Like the police officers in Matter of C.A. and Doe, here, the police officer completed the police report based on statements provided by the victim. Accordingly, the police report constitutes reliable hearsay and, as such, will be considered by this Court.

Based on the victim's statements contained in the police report, it is clear that defendant's conduct in Virginia is not equivalent to second-degree sexual abuse. There is nothing in the police report or the case summary to conclude that the victim was incapable of consent. The People cite to the definition of "lack of consent" contained in Penal Law §§ 130.05(2)(a) through (d) to support their contention that defendant's conduct constitutes sexual abuse in the second degree. Sexual abuse in the second degree, however, requires not only a lack of consent, but an incapacity to consent, as defined by Penal Law §§ 130.05(3)(a) through (i).

Neither the police report nor the case summary establishes the victim's incapacity to consent. The police report and case summary indicate that when defendant started kissing the victim, she told him to stop. The victim informed the police that defendant then "leaned over from a sitting position on the couch to laying on top of her . . . ." (Chesapeake police report: confidential supplement, p. 2). The victim indicated that she tried to get up, but defendant was "too big and overpowered her." Id. After grabbing her breasts, butt and vagina through her clothes, defendant got up. Thereafter, the victim got up, and defendant left her house. Under these circumstances, the People have not established that the victim was incapable of consent as defined by Penal Law §§ 130.05(3)(a) through (i).

Accordingly, since defendant's Virginia sexual battery offense of which he was convicted is not equivalent to New York's second-degree sexual abuse charge, he is not required to register as a sex offender in New York. Thus, the instant SORA proceeding is dismissed. [*5]

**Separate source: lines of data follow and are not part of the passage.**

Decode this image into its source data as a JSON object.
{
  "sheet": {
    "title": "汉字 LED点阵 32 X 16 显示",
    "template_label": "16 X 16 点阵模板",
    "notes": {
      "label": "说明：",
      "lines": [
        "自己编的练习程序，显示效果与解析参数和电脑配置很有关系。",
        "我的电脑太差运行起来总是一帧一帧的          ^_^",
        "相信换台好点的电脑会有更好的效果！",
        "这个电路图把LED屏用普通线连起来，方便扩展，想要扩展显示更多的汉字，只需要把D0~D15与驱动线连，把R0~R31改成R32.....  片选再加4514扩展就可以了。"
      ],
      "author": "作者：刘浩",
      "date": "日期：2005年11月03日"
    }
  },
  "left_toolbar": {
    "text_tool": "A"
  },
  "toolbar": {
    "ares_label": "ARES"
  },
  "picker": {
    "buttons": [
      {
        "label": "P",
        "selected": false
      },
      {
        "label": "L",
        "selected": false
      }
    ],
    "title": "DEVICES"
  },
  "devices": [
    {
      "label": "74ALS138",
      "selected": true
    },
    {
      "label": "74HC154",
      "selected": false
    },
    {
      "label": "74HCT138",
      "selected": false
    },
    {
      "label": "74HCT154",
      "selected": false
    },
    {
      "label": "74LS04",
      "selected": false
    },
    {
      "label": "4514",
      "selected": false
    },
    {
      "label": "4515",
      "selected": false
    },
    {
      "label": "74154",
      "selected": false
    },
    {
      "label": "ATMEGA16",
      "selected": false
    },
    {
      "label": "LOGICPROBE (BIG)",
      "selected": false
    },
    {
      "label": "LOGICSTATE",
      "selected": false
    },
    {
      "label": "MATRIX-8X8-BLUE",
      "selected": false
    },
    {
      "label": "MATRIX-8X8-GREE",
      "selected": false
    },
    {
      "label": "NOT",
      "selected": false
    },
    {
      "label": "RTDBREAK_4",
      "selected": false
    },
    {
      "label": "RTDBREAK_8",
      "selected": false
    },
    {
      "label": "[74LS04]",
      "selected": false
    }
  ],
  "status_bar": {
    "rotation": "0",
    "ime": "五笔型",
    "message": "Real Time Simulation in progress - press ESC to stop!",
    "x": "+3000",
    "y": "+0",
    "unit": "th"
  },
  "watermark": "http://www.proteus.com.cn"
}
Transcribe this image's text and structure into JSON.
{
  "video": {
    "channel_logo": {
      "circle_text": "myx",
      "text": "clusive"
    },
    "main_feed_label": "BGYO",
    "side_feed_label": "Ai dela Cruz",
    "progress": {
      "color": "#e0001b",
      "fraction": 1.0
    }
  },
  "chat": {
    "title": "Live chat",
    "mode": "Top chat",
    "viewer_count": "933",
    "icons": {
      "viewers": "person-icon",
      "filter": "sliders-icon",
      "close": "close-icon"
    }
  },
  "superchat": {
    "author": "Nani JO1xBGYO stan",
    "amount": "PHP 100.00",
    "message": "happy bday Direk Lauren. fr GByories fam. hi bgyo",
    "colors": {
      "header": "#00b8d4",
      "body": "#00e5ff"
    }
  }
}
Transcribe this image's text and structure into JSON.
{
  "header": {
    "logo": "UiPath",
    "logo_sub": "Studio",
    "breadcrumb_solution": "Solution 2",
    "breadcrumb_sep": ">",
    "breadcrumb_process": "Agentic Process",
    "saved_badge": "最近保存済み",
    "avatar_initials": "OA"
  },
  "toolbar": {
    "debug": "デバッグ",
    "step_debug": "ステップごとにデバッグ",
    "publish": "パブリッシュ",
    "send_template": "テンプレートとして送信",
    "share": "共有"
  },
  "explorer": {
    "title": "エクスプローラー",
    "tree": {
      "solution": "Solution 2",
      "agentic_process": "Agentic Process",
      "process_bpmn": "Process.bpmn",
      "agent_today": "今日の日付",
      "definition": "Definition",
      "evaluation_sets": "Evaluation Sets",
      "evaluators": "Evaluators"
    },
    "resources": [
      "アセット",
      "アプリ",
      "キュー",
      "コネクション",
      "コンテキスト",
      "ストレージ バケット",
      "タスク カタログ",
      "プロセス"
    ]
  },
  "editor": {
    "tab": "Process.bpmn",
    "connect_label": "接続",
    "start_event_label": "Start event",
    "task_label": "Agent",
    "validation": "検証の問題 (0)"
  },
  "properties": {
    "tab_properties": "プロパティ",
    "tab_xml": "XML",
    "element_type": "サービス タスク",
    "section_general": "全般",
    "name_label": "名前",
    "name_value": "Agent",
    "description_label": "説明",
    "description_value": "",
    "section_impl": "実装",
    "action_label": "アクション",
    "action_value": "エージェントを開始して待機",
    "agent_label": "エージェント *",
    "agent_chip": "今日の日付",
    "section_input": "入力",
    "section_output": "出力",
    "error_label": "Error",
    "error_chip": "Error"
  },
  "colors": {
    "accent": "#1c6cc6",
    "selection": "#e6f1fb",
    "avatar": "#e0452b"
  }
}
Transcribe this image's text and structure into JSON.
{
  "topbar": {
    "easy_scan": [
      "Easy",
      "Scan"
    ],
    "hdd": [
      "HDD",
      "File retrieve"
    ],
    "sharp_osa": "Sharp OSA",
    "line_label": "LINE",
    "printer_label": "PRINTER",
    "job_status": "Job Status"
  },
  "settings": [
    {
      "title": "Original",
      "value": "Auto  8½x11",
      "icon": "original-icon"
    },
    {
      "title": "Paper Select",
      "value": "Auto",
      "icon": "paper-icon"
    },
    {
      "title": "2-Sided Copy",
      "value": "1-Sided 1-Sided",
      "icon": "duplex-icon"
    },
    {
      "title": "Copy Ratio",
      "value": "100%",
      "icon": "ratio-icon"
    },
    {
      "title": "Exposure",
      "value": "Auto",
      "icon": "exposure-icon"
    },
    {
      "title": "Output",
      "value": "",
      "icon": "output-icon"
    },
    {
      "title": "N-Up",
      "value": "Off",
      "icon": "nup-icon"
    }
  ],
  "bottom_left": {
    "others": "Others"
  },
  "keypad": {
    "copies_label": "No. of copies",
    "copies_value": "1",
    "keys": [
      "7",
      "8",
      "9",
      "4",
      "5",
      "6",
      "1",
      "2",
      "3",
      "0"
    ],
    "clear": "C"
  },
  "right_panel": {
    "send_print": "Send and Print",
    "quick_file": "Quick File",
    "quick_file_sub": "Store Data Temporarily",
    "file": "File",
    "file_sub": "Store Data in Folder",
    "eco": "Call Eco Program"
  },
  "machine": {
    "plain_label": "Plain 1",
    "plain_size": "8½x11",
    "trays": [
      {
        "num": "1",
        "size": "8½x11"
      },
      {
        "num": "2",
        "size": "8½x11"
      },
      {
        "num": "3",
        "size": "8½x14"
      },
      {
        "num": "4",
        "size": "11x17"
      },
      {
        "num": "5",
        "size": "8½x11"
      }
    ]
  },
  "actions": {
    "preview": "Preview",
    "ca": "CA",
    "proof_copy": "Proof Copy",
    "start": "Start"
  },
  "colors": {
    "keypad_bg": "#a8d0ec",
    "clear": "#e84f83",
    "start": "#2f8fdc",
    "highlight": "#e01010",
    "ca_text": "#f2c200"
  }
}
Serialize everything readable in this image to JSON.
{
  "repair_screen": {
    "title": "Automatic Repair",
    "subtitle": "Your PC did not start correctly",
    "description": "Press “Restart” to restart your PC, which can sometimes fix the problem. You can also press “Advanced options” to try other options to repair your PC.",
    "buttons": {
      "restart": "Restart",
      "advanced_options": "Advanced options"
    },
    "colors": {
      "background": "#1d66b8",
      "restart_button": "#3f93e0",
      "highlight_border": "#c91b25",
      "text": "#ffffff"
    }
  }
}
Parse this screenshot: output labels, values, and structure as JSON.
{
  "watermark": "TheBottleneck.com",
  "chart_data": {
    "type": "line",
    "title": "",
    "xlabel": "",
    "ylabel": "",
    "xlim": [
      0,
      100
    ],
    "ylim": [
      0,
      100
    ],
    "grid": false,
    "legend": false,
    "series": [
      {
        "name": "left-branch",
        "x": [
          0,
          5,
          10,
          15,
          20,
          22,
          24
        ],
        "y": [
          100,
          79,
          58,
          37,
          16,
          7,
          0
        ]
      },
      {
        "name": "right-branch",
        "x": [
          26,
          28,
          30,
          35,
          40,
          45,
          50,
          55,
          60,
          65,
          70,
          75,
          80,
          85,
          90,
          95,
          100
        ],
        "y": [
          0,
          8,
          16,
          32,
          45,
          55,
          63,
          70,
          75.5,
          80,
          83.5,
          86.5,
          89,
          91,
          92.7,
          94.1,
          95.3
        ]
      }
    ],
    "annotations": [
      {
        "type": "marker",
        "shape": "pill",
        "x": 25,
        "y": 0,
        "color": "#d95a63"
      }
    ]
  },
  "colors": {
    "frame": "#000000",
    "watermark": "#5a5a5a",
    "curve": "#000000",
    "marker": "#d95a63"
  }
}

This constitutes the decision and order of the Court.

Dated:February 26, 2014

Bronx, New York

_________________________

SETH L. MARVIN, A.J.S.C.



Footnotes


Footnote 1:Under subsections (e) through (g), respectively, a person is incapable of consent when she is committed to the care and custody or supervision of the state department of corrections and community supervision or a hospital, committed to the care and custody of a local correctional facility, or committed to or placed with the office of children and family services and in residential care, and the actor is an employee of those agencies. Under subsections (h) and (i), respectively, a person is incapable of consent when she is a client or patient and the actor is a health care provider or mental health care provider, or a resident or inpatient of a residential facility operated, licensed or certified by the office of mental health or the office for people with developmental disabilities or the office of alcoholism and substance abuse services, and the actor is an employee of those agencies.